By raising confidence, a child is likely to be happier and less likely to become a victim of bullying. Here are some of the best confidence-building techniques…

Spend time together!

Confident children are often ones who spend good quality one-on-one time with their parents or guardians, this may mean that your foster child needs extra love and attention after what has perhaps been a challenging time in their life.

Spending time, just the two of you, can work wonders for boosting confidence. It helps build trust and enables them to feel more comfortable in their new surroundings. This time can be used to do anything from talking, going to the park, playing games or reading together. Try to take time out every day to spend some quality time with your foster child and you’ll soon start to see a difference in their confidence.

Encourage their natural abilities

When a child does something they are good at, it makes them feel much better about themselves. Playing to their strengths is a great way to nurture confidence.

It could be that they are good at music for example. By enrolling them into a music class, they will get to enhance their natural talent, meet like-minded children, and realise that they do have talents that should be celebrated.

Allowing them to play to their strengths also gives them something to focus on.
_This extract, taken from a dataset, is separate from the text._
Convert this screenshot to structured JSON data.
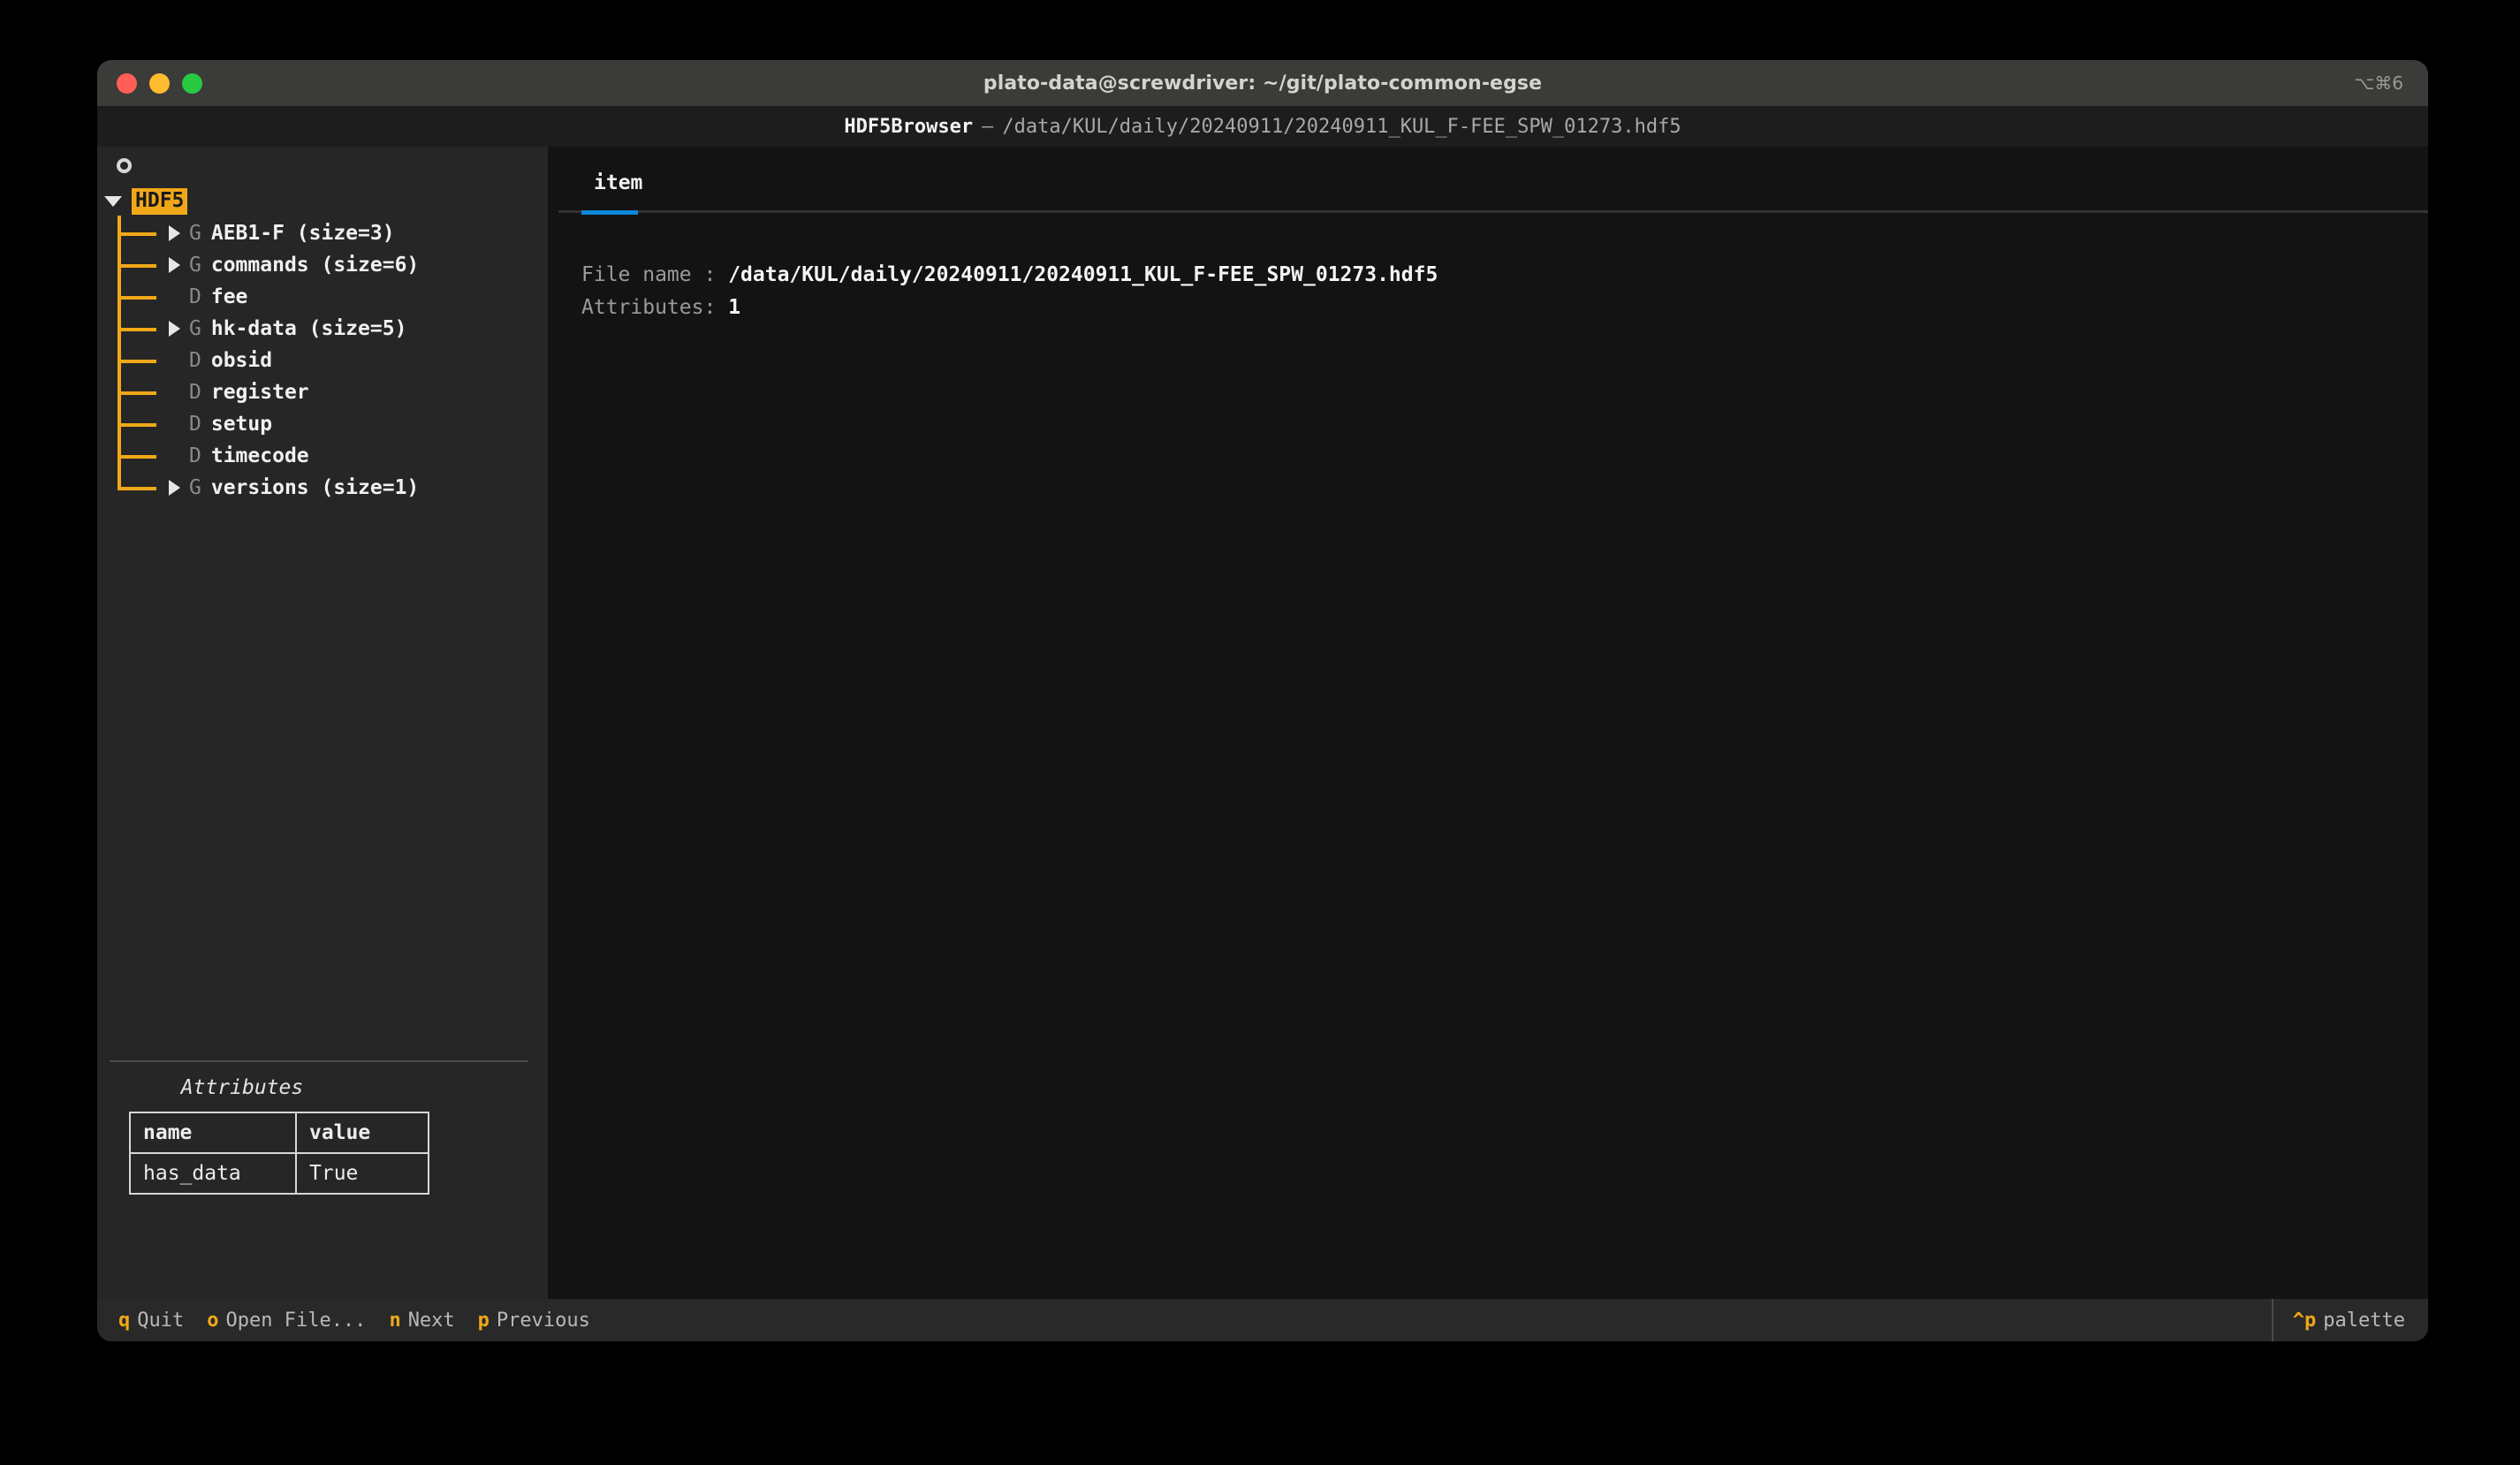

Remember, a lot of foster children haven’t had the opportunity to focus on their natural talents and they may not even realise they have any. Helping them to discover and enhance their strengths will help a lot more than you realise.

Well-directed praise

Children need to feel like they are valued. Praise is a great way to build up confidence, but only if it’s well-directed.

Recognising they did something despite their fears can really help a child grow in confidence. It can be hard watching your foster children suffer from a lack of confidence, however with time and patience you’ll soon start to see their confidence growing day after day.